The simulator bridges were manned by real captains and pilots with rescue professionals controlling the VHFs for target ships and rescue centers. During the exercise, the delegates were invited to join the bridges or sit down in debriefing rooms where the exercise was monitored in real time on instructor monitors and on selective visual cameras on projector screens. Debrief was coordinated by the SSRS personnel.

Transas said conference delegates were impressed by the detail and complexity of the simulation with many seeing this concept filling a gap in the training and preparation for mass rescue operations.

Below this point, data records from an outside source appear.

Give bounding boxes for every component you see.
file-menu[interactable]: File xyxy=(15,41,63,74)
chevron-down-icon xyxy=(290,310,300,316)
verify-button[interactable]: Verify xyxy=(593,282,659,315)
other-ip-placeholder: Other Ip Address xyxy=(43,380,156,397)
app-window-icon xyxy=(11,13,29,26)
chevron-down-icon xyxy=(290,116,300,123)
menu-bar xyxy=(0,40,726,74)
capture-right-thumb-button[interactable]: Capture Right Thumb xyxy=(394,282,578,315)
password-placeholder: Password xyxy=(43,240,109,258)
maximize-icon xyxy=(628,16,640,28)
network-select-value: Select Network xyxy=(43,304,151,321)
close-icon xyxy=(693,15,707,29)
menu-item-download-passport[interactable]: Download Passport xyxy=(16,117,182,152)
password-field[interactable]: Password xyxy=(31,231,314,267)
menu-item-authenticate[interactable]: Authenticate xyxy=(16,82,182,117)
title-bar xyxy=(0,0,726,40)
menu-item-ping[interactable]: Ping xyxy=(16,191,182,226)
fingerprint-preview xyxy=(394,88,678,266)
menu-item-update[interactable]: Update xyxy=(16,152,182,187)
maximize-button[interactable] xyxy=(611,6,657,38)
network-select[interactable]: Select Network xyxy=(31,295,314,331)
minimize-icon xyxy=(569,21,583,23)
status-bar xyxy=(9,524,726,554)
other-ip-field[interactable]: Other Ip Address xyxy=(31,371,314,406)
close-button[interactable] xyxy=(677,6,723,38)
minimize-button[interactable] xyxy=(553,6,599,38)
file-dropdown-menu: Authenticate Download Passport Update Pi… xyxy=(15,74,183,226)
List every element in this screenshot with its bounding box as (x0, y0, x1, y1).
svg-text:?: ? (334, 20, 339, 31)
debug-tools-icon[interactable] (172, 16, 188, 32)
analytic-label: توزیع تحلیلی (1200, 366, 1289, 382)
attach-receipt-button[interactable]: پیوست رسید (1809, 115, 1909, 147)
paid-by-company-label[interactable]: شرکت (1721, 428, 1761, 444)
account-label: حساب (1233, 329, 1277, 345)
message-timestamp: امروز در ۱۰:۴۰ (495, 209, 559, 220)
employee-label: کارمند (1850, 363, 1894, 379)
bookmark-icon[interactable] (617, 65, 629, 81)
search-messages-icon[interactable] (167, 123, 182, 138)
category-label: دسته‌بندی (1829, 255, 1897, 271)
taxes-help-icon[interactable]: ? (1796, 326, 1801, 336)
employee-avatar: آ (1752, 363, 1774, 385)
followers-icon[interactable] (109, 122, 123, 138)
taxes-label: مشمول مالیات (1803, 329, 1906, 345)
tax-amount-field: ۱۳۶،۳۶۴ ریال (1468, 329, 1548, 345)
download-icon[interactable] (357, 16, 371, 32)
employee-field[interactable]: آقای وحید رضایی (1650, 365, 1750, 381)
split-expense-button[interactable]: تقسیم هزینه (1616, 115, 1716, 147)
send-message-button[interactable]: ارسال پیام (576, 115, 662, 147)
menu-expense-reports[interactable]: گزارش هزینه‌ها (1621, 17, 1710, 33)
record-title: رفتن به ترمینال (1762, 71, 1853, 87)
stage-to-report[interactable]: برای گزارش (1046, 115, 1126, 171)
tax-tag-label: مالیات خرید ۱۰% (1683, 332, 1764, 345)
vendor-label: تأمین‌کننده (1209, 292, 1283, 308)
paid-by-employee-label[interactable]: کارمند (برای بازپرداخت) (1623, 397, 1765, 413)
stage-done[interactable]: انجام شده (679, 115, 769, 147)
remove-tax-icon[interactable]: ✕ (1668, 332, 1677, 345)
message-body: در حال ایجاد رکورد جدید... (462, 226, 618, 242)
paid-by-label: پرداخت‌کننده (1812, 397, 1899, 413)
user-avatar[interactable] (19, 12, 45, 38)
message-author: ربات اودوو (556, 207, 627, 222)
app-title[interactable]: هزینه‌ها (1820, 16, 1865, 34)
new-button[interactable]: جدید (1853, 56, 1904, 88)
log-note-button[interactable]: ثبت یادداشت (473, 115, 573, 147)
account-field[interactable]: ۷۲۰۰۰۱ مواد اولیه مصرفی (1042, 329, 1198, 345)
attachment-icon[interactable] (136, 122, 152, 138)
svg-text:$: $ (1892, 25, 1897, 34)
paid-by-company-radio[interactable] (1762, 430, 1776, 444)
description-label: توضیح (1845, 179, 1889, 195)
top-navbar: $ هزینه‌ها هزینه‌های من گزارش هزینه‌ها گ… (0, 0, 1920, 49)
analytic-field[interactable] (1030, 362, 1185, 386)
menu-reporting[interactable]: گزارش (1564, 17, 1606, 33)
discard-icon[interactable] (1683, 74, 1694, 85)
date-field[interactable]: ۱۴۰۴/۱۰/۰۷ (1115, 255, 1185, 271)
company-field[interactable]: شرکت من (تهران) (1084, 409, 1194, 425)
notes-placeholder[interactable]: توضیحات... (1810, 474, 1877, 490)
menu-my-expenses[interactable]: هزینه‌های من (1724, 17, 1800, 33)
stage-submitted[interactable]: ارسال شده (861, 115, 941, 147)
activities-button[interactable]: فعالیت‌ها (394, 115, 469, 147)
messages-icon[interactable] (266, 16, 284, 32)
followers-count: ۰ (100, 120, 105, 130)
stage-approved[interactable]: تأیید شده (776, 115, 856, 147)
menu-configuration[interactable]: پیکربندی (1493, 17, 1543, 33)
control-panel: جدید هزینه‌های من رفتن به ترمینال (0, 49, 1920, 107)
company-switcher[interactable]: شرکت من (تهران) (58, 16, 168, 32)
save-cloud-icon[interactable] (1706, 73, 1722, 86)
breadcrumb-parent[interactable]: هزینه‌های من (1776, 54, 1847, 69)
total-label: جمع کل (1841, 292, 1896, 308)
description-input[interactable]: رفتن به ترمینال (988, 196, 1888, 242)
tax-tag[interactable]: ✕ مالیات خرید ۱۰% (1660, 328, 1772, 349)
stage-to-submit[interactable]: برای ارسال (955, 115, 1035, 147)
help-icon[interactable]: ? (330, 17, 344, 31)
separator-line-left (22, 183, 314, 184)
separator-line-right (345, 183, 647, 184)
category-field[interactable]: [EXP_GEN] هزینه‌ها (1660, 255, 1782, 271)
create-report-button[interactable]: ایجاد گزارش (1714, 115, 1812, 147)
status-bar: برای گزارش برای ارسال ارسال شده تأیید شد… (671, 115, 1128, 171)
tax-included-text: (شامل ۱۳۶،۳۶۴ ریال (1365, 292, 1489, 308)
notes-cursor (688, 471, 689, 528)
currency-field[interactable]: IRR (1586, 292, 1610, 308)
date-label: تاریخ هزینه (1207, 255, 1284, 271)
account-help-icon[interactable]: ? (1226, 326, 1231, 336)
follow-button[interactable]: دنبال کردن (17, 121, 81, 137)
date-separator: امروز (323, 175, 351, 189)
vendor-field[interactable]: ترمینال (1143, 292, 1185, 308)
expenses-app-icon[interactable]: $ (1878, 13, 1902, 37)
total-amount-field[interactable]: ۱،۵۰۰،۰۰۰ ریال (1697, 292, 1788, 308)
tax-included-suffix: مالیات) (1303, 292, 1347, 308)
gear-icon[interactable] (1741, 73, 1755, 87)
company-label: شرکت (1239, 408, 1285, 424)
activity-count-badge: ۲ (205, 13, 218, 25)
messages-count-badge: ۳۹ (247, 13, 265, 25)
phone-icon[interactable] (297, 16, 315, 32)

IMRF CEO Bruce Reid commented, “The simulation provided by Transas for the Mass rescue conference exceeded anything we had expected and provided a fantastic focus for the next two days of the conference. The ability to move between the five bridge simulations and gain the varying perspectives the skippers were dealing with, gave many of the shore based SAR practitioners attending the conference a better appreciation of the challenges MRO incidents pose on the water.”

Transas Marine International Managing Director Ralf Lehnert said, “We are very delighted to support such an important event and the crucial missions the rescue societies provide every day. A lot of our Transas staff have been at sea and we very much appreciate the ‘back-up’ service if something is going wrong, which is the nature of human beings not being on its territory, which was originally planned to be land. Safety at sea is part of our corporate mission, since that’s why we name us Transas – Transport Safety Systems.”